According to, Apple said on Monday that the Coronavirus outbreak has slowed its supply chain and impacted sales worldwide.

Economists are yet to quantify the giant magnitude of losses to come as authorities desperately try and get the virus contained.

You just have to look at China’s role in the global economy. It’s a country that produces 80 per cent of the world’s electronics. At the moment nothing is being produced.

I’m quite shocked that no one is talking about this more.

We’re about to feel the ripple effect of what happens when China shuts down. I anticipate certain sectors, or at least certain countries going into some level of recession because of this interruption to production and also distribution.

If you stop eating for a couple of months, you’re going to lose some weight.

How to safeguard your business

But regardless of the financial fallout the Coronavirus is causing, if you’re in business you have to be prepared because if and when some sort of recession hits the only way you will survive is by having a war chest.

Everybody needs to be building a war chest. This is access to a level of liquidity that in the event of a shit storm, it enables you to be able to function and trade – whatever that looks like.
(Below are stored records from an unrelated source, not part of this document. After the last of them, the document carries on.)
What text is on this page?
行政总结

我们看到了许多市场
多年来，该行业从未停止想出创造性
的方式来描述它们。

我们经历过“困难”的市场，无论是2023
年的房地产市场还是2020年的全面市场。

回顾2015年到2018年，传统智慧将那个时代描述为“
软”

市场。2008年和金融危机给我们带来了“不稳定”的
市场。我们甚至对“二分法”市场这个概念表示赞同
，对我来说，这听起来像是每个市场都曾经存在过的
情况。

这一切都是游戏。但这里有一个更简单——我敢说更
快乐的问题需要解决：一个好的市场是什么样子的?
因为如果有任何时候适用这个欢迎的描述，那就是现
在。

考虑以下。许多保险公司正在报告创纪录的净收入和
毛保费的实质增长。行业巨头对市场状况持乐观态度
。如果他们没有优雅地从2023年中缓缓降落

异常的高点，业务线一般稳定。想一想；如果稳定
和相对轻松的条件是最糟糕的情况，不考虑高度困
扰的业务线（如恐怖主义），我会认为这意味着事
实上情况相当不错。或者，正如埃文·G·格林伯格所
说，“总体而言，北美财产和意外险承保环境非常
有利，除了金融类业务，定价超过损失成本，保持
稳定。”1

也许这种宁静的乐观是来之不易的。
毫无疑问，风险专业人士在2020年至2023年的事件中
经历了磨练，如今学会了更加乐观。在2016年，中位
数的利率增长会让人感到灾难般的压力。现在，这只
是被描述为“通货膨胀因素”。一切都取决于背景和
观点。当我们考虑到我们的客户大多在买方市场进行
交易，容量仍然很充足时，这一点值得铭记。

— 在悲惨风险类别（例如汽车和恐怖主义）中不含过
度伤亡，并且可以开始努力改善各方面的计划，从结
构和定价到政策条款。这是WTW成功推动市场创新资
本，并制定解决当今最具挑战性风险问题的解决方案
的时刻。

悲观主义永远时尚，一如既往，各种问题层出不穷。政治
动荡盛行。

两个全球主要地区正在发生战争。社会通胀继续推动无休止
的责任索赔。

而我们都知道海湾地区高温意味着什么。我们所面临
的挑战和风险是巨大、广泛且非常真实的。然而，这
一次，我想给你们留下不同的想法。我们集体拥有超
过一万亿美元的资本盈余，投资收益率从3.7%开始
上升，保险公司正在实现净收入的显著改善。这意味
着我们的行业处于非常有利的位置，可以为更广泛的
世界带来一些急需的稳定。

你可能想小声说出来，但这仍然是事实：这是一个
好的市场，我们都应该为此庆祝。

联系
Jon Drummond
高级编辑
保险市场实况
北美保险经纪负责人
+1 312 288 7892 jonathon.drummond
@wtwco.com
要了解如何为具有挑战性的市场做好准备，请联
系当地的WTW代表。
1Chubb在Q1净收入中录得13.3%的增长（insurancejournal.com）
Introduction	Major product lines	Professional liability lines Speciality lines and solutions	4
Because I’d say most businesses in Australia are either in a neutral or in a negative cash position.

The question is, ‘How long could you stay in operation for without a sale?’

Most businesses will probably answer that question by saying a week or two. Others might only be able to manage for a few days.

For us, we could operate for the next seven or eight years under restructure. Would I do that? Who knows. That would depend on the situation and the market, but the point is we are in a position to respond.

Respond or collapse

We are able to respond to an emergency.

A recent example – Coronavirus hits and we’re about to go on an international tour for The Fast Growth Summit Social Media Series. I’m taking my team in and out of airports across Australia and offshore – right in the middle of a virus breakout. But thankfully we’re in a position to respond and I can drop $5000 on masks for everyone to get us through airports safely.

If you don’t have a buffer then you need to look at addressing what your baseline costs are and then have a schedule of what needs to be cut immediately if something was to happen.

What are the things that you can cut in an instant so you can focus on your top line and stay operational?

Do you know where you can cut the fat fast – be it at a subscription, contract or supplier level in order to maintain equilibrium?

Part of being a good leader is making sure you have a safe boat when a storm hits.

Because most leaders are literally sailing through the ocean in a tin boat and the moment a storm hits, which it more than likely will, the boat goes down.

Part of being a good leader is making sure your team has a safe vessel / environment to work in.

Start by ensuring you’re in a position to respond if the market takes a turn – that means having a buffer and knowing when and how to trim the fat in order to stay afloat.

Recession breeds opportunity

It’s not all doom and gloom.

If you’re smart, you can take advantage of the market should a recession hit.

Work towards being in a position to optimise the opportunities that come out of recession environments because people who are sitting on the ability to act are the ones that acquire assets and inventory.

Because when things start to go crazy everything is going to go on sale.

Property is going to be on sale, cars are going to be on sale – assets of all shapes and sizes will be on sale and those who are in a position to act will come out very VERY well.

You must act now

No matter what situation you are in, you need to be aware that there are major market shifts at play and if you’re not prepared you are in for a rocky ride.

If you have any hope of coming out the other side in one piece you need to start acting now by getting your business in a position to ride the wave.

Everyone is at risk and no industry will be exempt in the event of a global crisis.

And when it comes to Coronavirus we still can’t begin to understand just how much damage will be caused.

But it’s better to act now then not at all.

Think smart and start thinking ahead because the better you plan and prepare, the better your chance of survival.